Enfin, la décision du ministère de l’Agriculture en fin d’année 2021 d’intégrer le label HVE dans les aides environnementales de la PAC (Politique Agricole Commune) créent un tollé. Il faudra finalement l’intervention de la Commission Européenne pour que le ministre de l’Agriculture propose une nouvelle feuille de route du Plan Stratégique National (PSN). Avec à la clé une différence de 30€/ha/an en faveur du bio.
Peut mieux faire
«À la lecture des nouvelles exigences, obtenir le maximum de points semble certes un peu moins facile, mais reste possible sans modifier substantiellement ses pratiques. Quelques items intéressants sont ajoutés, mais ils relèvent davantage d’une bonne gestion technique de l’exploitation que d’une réelle démarche de fond», détaille UFC-Que Choisir qui regrette que «le cahier des charges ne soit pas plus strict sur des enjeux majeurs». UFC-Que Choisir note également que «concernant les pesticides, utiliser des produits classés « cancérogènes, mutagènes ou reprotoxiques certains » (CMR1) n’est pas disqualifiant pour l’obtention du label» et le fait de «valider facilement l’indicateur sur la biodiversité (…), quelques centaines de mètres de haies et un assolement varié (avec plusieurs cultures, ce qui est la base d’une bonne gestion agronomique) assurent facilement la moitié des points nécessaires pour valider l’indicateur» et «l’indicateur «fertilisation» reste facile à obtenir si l’exploitation respecte déjà la Directive Nitrate (la réglementation européenne) – ce que l’agriculteur est censé faire». Pour l’UFC le compte n’y est pas.
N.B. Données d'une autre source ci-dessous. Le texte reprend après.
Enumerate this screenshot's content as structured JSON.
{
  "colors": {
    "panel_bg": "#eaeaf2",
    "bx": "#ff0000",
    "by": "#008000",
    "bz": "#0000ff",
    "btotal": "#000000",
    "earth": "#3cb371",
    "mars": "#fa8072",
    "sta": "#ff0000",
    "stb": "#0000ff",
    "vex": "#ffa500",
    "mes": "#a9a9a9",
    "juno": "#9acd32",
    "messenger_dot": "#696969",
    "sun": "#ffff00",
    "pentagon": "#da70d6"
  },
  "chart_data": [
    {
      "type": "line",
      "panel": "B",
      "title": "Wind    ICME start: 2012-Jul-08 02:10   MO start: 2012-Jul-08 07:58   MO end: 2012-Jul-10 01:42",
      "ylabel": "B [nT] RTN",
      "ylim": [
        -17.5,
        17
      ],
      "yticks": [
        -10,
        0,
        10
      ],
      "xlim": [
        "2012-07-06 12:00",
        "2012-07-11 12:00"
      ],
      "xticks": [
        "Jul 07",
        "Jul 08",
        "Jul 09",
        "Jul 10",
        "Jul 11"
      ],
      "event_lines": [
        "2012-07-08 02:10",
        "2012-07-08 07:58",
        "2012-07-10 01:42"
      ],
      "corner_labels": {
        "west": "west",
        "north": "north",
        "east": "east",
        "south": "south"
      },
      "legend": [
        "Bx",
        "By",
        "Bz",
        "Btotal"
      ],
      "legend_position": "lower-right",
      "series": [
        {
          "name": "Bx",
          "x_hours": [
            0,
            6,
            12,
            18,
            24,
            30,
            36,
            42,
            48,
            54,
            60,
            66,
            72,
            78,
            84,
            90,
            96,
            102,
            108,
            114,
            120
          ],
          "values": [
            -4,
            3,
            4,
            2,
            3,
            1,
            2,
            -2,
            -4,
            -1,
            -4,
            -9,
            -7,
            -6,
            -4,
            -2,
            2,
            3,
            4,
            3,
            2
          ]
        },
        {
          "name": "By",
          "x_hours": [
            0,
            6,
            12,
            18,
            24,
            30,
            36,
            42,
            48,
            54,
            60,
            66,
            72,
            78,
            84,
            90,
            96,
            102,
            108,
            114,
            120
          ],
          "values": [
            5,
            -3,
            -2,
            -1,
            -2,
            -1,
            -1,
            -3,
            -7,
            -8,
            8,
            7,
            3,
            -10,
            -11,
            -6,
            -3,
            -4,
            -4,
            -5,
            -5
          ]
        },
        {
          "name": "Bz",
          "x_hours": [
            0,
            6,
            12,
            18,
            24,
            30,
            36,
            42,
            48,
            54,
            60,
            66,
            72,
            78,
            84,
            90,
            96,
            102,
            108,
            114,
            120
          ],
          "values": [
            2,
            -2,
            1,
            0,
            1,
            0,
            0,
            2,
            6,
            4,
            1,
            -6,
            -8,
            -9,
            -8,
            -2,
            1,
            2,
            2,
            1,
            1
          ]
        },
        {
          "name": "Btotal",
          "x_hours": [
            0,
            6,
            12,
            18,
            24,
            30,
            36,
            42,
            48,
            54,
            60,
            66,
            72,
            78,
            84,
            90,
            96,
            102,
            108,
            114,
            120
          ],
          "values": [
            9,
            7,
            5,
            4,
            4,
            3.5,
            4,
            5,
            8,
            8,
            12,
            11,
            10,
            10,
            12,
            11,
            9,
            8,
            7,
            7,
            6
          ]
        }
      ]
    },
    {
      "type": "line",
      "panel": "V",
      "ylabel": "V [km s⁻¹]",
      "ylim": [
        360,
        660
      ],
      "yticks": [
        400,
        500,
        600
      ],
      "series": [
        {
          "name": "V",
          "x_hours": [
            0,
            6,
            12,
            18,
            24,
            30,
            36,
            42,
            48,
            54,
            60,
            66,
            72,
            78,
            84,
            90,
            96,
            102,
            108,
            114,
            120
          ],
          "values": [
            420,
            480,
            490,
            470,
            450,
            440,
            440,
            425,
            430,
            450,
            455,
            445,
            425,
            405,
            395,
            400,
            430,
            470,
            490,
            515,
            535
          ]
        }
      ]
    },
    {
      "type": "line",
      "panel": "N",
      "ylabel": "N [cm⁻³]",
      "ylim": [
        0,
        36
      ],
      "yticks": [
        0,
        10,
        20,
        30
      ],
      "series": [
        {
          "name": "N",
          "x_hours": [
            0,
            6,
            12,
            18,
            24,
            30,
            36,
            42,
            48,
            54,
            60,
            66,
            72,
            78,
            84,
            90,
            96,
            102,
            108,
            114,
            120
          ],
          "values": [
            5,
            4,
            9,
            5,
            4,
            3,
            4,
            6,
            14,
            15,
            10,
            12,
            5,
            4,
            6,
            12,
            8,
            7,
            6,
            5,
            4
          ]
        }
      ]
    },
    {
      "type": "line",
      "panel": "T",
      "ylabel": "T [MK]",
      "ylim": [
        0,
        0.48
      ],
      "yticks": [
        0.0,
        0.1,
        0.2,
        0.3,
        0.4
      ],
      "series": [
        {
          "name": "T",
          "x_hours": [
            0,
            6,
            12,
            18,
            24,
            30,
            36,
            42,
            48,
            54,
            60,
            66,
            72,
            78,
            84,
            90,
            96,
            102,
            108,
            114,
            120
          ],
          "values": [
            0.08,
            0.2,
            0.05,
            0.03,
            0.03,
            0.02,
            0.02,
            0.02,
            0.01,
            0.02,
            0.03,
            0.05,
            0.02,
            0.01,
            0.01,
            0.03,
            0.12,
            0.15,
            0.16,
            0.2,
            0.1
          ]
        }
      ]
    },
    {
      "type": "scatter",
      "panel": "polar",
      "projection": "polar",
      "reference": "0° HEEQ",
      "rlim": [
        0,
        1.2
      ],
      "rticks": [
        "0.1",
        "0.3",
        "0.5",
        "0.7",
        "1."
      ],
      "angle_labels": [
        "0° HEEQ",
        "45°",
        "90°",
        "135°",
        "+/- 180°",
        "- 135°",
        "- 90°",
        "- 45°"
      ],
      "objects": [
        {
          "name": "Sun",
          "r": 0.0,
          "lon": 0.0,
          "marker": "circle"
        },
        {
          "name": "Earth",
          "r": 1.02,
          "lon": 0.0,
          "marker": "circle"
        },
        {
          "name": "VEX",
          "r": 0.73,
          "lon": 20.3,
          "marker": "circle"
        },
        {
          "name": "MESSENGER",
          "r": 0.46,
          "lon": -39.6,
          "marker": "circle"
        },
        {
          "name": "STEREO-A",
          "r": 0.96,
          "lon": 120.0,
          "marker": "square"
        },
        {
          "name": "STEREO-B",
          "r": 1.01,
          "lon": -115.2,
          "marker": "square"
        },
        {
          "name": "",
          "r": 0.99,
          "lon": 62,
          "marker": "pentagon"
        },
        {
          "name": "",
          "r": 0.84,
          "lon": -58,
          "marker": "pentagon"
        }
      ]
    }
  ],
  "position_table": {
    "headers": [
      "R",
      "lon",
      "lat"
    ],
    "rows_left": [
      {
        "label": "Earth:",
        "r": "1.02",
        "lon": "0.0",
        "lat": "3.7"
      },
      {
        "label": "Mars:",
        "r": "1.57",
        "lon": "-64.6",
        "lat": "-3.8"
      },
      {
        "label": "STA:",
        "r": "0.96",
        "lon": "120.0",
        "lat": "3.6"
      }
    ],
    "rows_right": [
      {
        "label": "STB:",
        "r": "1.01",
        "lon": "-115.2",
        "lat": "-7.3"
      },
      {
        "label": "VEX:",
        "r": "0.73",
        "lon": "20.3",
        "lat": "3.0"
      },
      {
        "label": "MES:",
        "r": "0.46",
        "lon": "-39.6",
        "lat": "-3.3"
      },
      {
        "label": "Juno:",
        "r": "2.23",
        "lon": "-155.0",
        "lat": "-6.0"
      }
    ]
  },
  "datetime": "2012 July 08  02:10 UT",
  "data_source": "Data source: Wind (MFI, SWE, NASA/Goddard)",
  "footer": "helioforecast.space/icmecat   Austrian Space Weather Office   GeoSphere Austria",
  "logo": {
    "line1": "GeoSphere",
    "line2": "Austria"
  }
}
Et de conclure : «la révision n’est pas encore de “haute valeur”».
Sources : IDDRI – La certification Haute Valeur Environnementale dans la PAC : enjeux pour une transition agroécologique réelle ; Cour des Comptes Le soutien à l’agriculture biologique – Juin 2022 ; UFC-Que Choisir – Label Haute valeur environnementale – Dépoussiérage peu satisfaisant.